Sensory: Spinothalamic

  • 64.

    What type of information is carried in the spinothalamic tract?

    The spinothalamic tract conveys pain, temperature, and crude touch.

  • 65.

    What type of peripheral nerve fiber is involved with transmission of spinothalamic information?

    Small, myelinated, and unmyelinated fibers carry spinothalamic-type information.

  • 66.

    What is the pathway by which this information reaches the cerebral cortex?

    Sensation on skin → afferent sensory nerve → substantia gelatinosa of the ipsilateral dorsal horn → synapse → cross via the anterior white commissure → contralateral spinothalamic tract → ascend to the VPL nucleus of the thalamus → synapse → through the posterior limb of the internal capsule → postcentral gyrus of the cortex.

  • 67.

    Where do the spinothalamic fibers decussate?
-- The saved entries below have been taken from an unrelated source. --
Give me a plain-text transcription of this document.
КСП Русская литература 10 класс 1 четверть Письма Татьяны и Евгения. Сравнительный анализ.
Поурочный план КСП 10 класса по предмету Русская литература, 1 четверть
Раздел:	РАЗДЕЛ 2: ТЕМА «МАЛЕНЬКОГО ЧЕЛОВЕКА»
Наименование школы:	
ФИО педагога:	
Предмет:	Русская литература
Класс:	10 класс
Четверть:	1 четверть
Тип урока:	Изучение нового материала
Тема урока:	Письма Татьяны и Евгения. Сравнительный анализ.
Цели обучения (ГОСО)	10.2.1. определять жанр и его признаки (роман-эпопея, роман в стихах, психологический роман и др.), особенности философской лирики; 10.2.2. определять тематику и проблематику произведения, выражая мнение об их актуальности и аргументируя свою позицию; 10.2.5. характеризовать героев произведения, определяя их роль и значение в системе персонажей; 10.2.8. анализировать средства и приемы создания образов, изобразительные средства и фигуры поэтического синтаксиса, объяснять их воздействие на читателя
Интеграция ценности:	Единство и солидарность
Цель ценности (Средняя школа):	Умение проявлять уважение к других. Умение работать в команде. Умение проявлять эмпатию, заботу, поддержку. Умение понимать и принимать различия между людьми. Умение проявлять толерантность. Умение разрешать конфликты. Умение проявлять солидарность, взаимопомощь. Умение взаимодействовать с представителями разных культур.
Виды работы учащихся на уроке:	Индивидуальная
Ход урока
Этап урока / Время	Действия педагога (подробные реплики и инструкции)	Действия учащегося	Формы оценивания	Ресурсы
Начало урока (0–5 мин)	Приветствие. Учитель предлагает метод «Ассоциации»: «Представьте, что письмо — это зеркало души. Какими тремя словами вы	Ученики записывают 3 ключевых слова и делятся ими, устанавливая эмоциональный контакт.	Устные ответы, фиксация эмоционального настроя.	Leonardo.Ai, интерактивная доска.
At what locations do they synapse?

    These fibers decussate at the level they enter the spinal cord, after synapsing in Rexed’s lamina II (substantia gelatinosa). They also synapse in the VPL of the thalamus before going to the cortex.

  • 68.

    What types of receptors are stimulated to sense this information?

    Pain and temperature are perceived by naked terminals of A delta and C fibers and by many specialized chemoreceptors that are excited by tissue substances released in response to noxious and inflammatory stimuli. Substance P is thought to be the neurotransmitter released by A delta and C fibers at their connections with the interneurons in the spinal cord.

  • 69.

    Where in the internal capsule do the afferents travel from the VPL thalamic nucleus?

    The sensory tracts from the VPL travel in the posterior aspect of the posterior limb of the internal capsule.

  • 70.

    To which anatomic locations do the afferents from the VPL project?

    They project to the postcentral gyrus (Brodmann’s area 3, 1, 2; also called somatosensory I ) and to somatosensory II (the posterior aspect of the superior lip of the lateral fissure).

Sensory: Spinocerebellar

  • 71.

    Which pathway carries proprioception from the lower limbs to the cerebellum?

    Proprioception travels from the legs to the cerebellum in the dorsal columns.

  • 72.

    Where does cerebellar proprioception for the lower limb synapse?

    These fibers synapse in the midthoracic level of the spinal cord in the nucleus dorsalis of Clarke.

  • 73.

    Where is the spinocerebellar tract located?

    The spinocerebellar tract lies lateral to the corticospinal tract in the cord.